On January 25, 2018, the Delaware Supreme Court affirmed a grant of a motion to dismiss in California State Teachers’ Retirement System, et al. v. Alvarez, et al., a shareholder derivative action involving Wal-Mart Stores, Inc. The plaintiffs alleged a variety of issues in Wal-Mart’s Mexico-based unit. However, the issue on appeal was whether a previous dismissal by the U.S. District Court for the Western District of Arkansas of a federally-filed derivative action had preclusive effect on California State Teachers, which had been brought in the Delaware Court of Chancery. The plaintiffs in California State Teachers had brought a books and records request pursuant to Section 220 of the Delaware General Corporation law, slowing down their case, while the plaintiffs in the federal action had not. The federal action progressed to a motion to dismiss, which was granted in favor of the Wal-Mart defendants on demand futility grounds. The defendants in California State Teachers then moved to dismiss based on issue preclusion principles. The Court of Chancery initially agreed, dismissing the action.

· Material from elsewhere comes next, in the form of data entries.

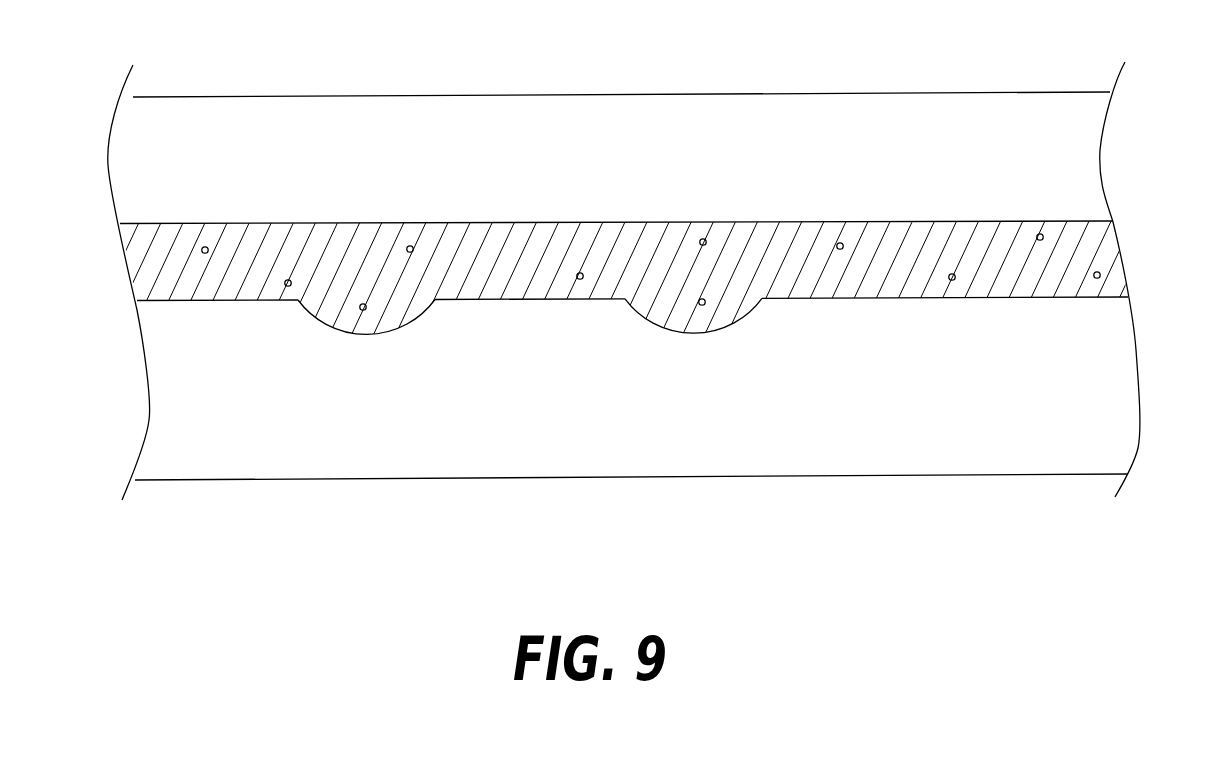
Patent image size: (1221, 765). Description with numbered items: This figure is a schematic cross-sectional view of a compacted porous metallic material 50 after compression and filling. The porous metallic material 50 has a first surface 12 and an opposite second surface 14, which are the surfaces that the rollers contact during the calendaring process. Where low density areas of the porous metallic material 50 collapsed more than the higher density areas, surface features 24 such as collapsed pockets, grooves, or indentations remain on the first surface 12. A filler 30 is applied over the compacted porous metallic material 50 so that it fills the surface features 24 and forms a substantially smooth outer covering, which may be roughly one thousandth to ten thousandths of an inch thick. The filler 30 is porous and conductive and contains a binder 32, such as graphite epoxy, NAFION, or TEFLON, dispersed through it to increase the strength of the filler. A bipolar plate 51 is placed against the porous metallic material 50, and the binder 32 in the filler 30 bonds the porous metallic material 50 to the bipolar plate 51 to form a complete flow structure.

The first surface 12 is at (180, 300).
The second surface 14 is at (158, 480).
The surface features 24 is at (393, 335).
The filler 30 is at (1117, 243).
The binder 32 is at (287, 290).
The porous metallic material 50 is at (1043, 460).
The bipolar plate 51 is at (1016, 122).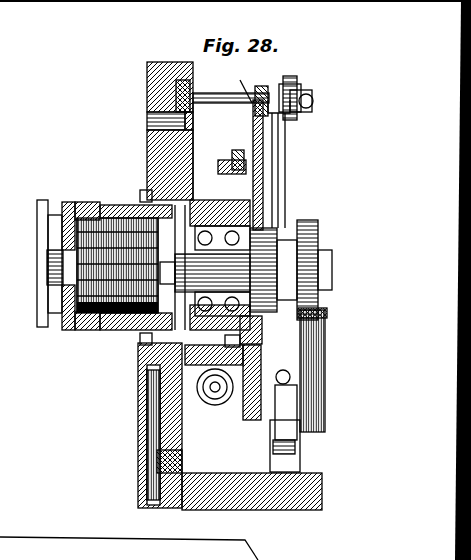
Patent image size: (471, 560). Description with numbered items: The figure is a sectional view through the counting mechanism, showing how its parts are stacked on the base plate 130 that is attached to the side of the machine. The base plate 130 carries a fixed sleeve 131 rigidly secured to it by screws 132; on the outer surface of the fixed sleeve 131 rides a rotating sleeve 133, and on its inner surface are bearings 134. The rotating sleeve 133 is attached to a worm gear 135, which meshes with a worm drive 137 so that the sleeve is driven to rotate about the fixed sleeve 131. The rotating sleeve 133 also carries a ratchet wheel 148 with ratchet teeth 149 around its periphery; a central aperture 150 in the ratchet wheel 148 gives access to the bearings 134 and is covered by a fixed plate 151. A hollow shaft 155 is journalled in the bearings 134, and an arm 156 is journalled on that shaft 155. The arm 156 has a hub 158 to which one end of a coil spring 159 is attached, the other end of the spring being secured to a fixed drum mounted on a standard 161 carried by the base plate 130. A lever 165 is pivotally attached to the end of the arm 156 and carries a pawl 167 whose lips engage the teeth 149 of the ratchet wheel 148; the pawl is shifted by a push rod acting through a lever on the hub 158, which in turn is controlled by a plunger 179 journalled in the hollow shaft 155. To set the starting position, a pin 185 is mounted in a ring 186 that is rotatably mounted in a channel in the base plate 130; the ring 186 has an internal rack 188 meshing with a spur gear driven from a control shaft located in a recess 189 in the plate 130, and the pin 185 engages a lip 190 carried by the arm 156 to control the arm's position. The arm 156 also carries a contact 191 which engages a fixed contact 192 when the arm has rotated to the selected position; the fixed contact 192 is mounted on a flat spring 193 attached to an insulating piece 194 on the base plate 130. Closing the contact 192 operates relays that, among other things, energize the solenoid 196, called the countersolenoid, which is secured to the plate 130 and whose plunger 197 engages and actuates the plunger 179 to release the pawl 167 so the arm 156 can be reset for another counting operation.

The base plate 130 is at (162, 156).
The fixed sleeve 131 is at (212, 212).
The screws 132 is at (142, 194).
The rotating sleeve 133 is at (222, 168).
The bearings 134 is at (215, 190).
The worm gear 135 is at (258, 200).
The worm drive 137 is at (214, 395).
The ratchet wheel 148 is at (262, 338).
The ratchet teeth 149 is at (250, 100).
The central aperture 150 is at (252, 330).
The fixed plate 151 is at (284, 172).
The hollow shaft 155 is at (265, 216).
The arm 156 is at (286, 140).
The hub 158 is at (276, 240).
The coil spring 159 is at (312, 230).
The standard 161 is at (310, 354).
The lever 165 is at (296, 90).
The pawl 167 is at (297, 80).
The plunger 179 is at (142, 369).
The pin 185 is at (208, 93).
The ring 186 is at (182, 95).
The internal rack 188 is at (149, 66).
The recess 189 is at (150, 121).
The lip 190 is at (261, 86).
The contact 191 is at (318, 98).
The fixed contact 192 is at (294, 370).
The flat spring 193 is at (286, 464).
The insulating piece 194 is at (283, 470).
The solenoid 196 is at (90, 330).
The plunger 197 is at (56, 298).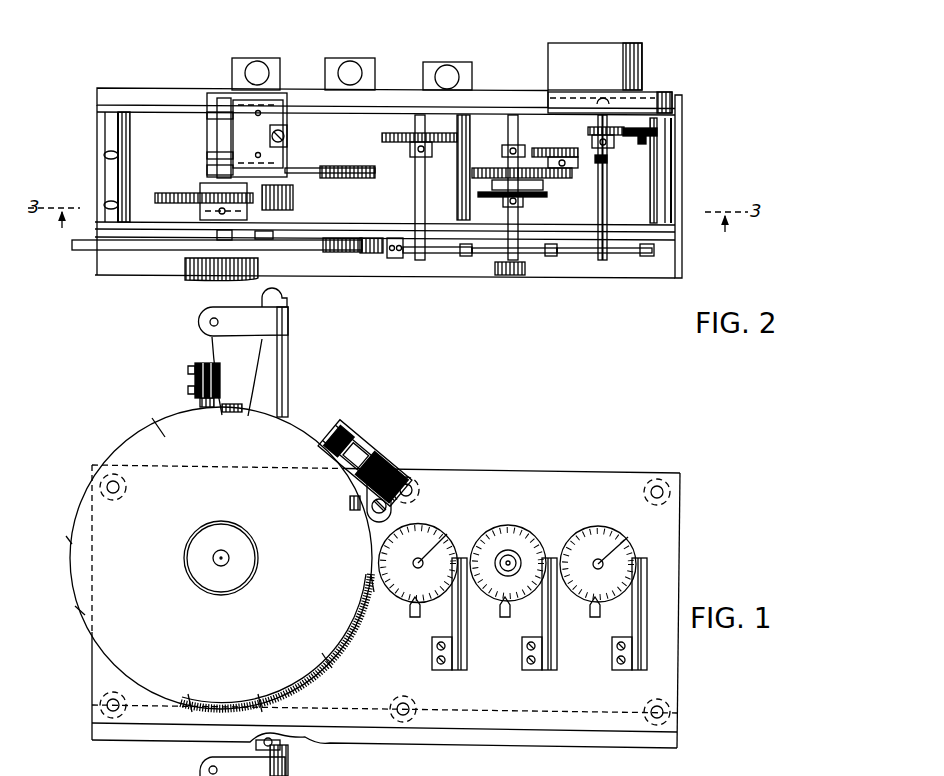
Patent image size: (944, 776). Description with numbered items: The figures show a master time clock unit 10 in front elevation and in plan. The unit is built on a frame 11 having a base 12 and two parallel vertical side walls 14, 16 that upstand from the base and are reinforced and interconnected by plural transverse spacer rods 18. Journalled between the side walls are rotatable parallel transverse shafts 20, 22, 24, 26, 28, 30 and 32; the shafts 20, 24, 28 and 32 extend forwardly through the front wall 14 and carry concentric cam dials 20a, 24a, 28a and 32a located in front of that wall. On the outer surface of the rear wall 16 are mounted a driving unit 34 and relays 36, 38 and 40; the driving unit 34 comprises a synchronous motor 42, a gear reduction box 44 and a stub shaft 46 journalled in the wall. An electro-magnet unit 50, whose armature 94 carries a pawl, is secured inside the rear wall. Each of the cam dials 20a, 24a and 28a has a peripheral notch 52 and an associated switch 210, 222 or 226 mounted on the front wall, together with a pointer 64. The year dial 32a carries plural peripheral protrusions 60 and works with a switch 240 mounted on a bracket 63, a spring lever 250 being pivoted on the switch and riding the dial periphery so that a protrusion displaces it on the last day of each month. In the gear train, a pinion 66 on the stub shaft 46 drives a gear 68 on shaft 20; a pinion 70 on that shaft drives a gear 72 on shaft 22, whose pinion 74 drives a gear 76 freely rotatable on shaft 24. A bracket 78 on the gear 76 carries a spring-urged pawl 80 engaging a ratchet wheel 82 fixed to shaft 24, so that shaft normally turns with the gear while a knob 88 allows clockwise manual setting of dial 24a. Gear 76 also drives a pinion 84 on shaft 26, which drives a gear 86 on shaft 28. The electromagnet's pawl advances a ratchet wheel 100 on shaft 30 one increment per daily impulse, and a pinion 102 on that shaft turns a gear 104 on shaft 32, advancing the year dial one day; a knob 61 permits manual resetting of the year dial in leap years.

In FIG. 2, the master time clock unit 10 is at (658, 280).
In FIG. 1, the master time clock unit 10 is at (575, 466).
In FIG. 2, the frame 11 is at (578, 293).
In FIG. 1, the frame 11 is at (682, 490).
In FIG. 2, the base 12 is at (668, 258).
In FIG. 1, the base 12 is at (660, 748).
In FIG. 2, the side wall 14 is at (668, 226).
In FIG. 1, the side wall 14 is at (672, 528).
In FIG. 2, the side wall 16 is at (672, 122).
In FIG. 2, the transverse spacer rods 18 is at (112, 152).
In FIG. 1, the transverse spacer rods 18 is at (105, 706).
In FIG. 2, the shaft 20 is at (607, 202).
In FIG. 1, the shaft 20 is at (640, 533).
In FIG. 2, the cam dial 20a is at (625, 257).
In FIG. 1, the cam dial 20a is at (590, 527).
In FIG. 2, the shaft 22 is at (566, 190).
In FIG. 2, the shaft 24 is at (519, 207).
In FIG. 1, the shaft 24 is at (538, 533).
In FIG. 2, the cam dial 24a is at (525, 257).
In FIG. 1, the cam dial 24a is at (495, 528).
In FIG. 2, the shaft 26 is at (462, 186).
In FIG. 2, the shaft 28 is at (415, 181).
In FIG. 1, the shaft 28 is at (447, 534).
In FIG. 2, the cam dial 28a is at (440, 257).
In FIG. 1, the cam dial 28a is at (418, 525).
In FIG. 2, the shaft 30 is at (282, 234).
In FIG. 2, the shaft 32 is at (218, 237).
In FIG. 1, the shaft 32 is at (221, 558).
In FIG. 2, the cam dial 32a is at (82, 247).
In FIG. 1, the cam dial 32a is at (348, 652).
In FIG. 2, the driving unit 34 is at (650, 50).
In FIG. 2, the relay 36 is at (432, 62).
In FIG. 2, the relay 38 is at (340, 58).
In FIG. 2, the relay 40 is at (246, 58).
In FIG. 2, the synchronous motor 42 is at (570, 45).
In FIG. 2, the gear reduction box 44 is at (655, 92).
In FIG. 2, the stub shaft 46 is at (646, 144).
In FIG. 2, the electro-magnet unit 50 is at (285, 97).
In FIG. 1, the electro-magnet unit 50 is at (288, 376).
In FIG. 1, the notch 52 is at (508, 531).
In FIG. 1, the protrusions 60 is at (158, 428).
In FIG. 2, the knob 61 is at (195, 279).
In FIG. 1, the knob 61 is at (203, 580).
In FIG. 1, the bracket 63 is at (392, 504).
In FIG. 1, the pointer 64 is at (414, 620).
In FIG. 2, the pinion 66 is at (628, 137).
In FIG. 2, the gear 68 is at (585, 131).
In FIG. 2, the pinion 70 is at (608, 163).
In FIG. 2, the gear 72 is at (552, 150).
In FIG. 2, the pinion 74 is at (572, 172).
In FIG. 2, the gear 76 is at (480, 168).
In FIG. 2, the bracket 78 is at (520, 168).
In FIG. 2, the pawl 80 is at (520, 184).
In FIG. 2, the ratchet wheel 82 is at (478, 194).
In FIG. 2, the pinion 84 is at (443, 150).
In FIG. 2, the gear 86 is at (382, 150).
In FIG. 2, the knob 88 is at (510, 277).
In FIG. 1, the knob 88 is at (512, 560).
In FIG. 2, the armature 94 is at (245, 126).
In FIG. 2, the ratchet wheel 100 is at (300, 168).
In FIG. 2, the pinion 102 is at (294, 192).
In FIG. 2, the gear 104 is at (168, 193).
In FIG. 1, the switch 210 is at (647, 665).
In FIG. 1, the switch 222 is at (557, 665).
In FIG. 1, the switch 226 is at (467, 665).
In FIG. 1, the switch 240 is at (388, 452).
In FIG. 1, the spring lever 250 is at (340, 447).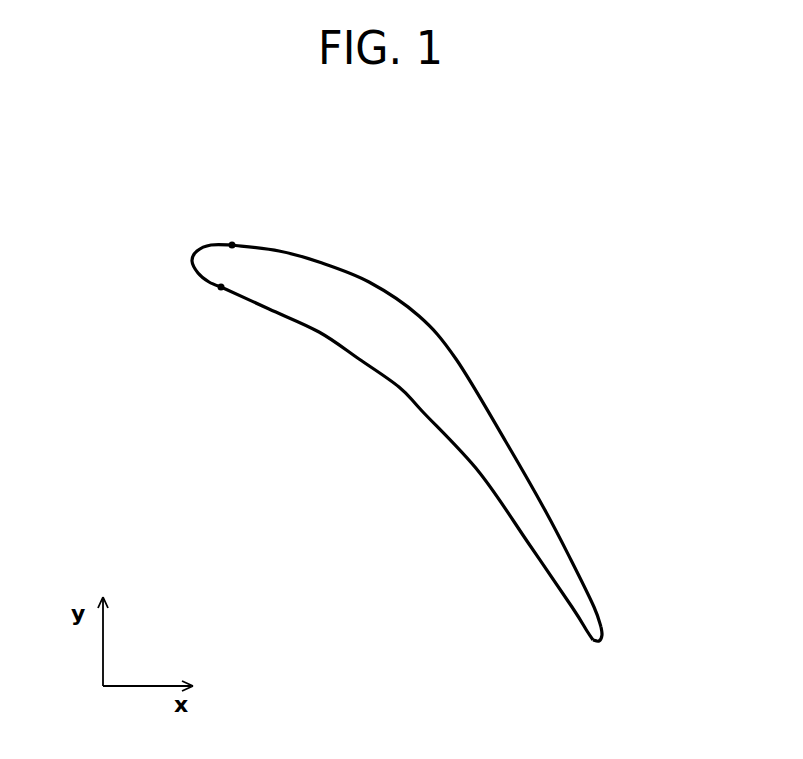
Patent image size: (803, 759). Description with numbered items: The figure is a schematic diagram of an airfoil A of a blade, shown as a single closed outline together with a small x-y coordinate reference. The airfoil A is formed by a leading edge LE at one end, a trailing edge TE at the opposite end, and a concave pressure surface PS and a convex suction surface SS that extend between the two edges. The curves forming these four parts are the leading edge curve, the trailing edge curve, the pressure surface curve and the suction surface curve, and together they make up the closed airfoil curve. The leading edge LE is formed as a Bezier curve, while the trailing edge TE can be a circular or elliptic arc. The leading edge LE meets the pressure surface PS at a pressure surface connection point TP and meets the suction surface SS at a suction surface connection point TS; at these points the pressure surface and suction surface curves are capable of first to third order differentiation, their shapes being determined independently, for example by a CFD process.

The airfoil A is at (484, 251).
The suction surface SS is at (370, 282).
The pressure surface PS is at (423, 412).
The leading edge LE is at (193, 256).
The trailing edge TE is at (600, 642).
The suction surface connection point TS is at (233, 246).
The pressure surface connection point TP is at (222, 288).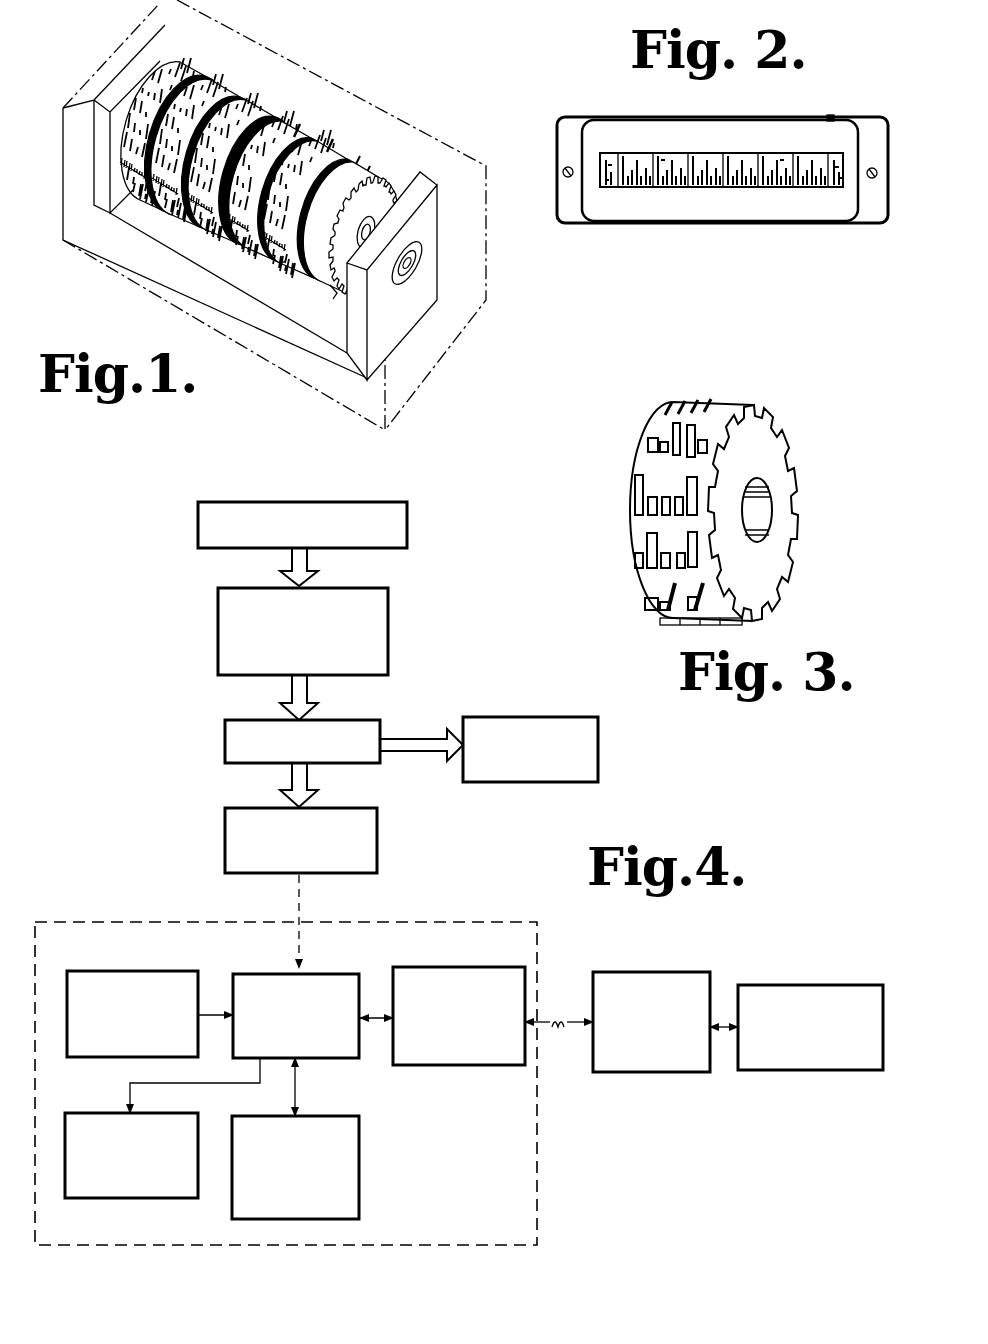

The Delaware Supreme Court remanded for further briefing on the issue of Due Process concerns, in that plaintiffs may be unable to bring a case following an adjudication obtained by separate plaintiffs in a separate action. Following additional briefing, Chancellor Andre G. Bouchard found that under current law, there was no Due Process violation in applying collateral estoppel and dismissing the Delaware action on the same demand futility issue. But he suggested adopting a rule that collateral estoppel should not become effective until after an action has survived a motion to dismiss and discovery has begun (known as the EZCORP rule). The Delaware Supreme Court disagreed and rejected the proposed rule, ruling that in derivative actions, where plaintiffs only have standing by virtue of their derivative rights in the corporation, and where the corporation’s interests were adequately represented in another action, even if the lawyers in that other action make strategic decisions that are ineffective (such as not seeking a Section 220 demand), the prior decision is binding on other pending derivative actions. This decision is expected to have wide implications on the ability of defendants to enforce judgments in their favor when multiple litigations on the same issue are brought around the country.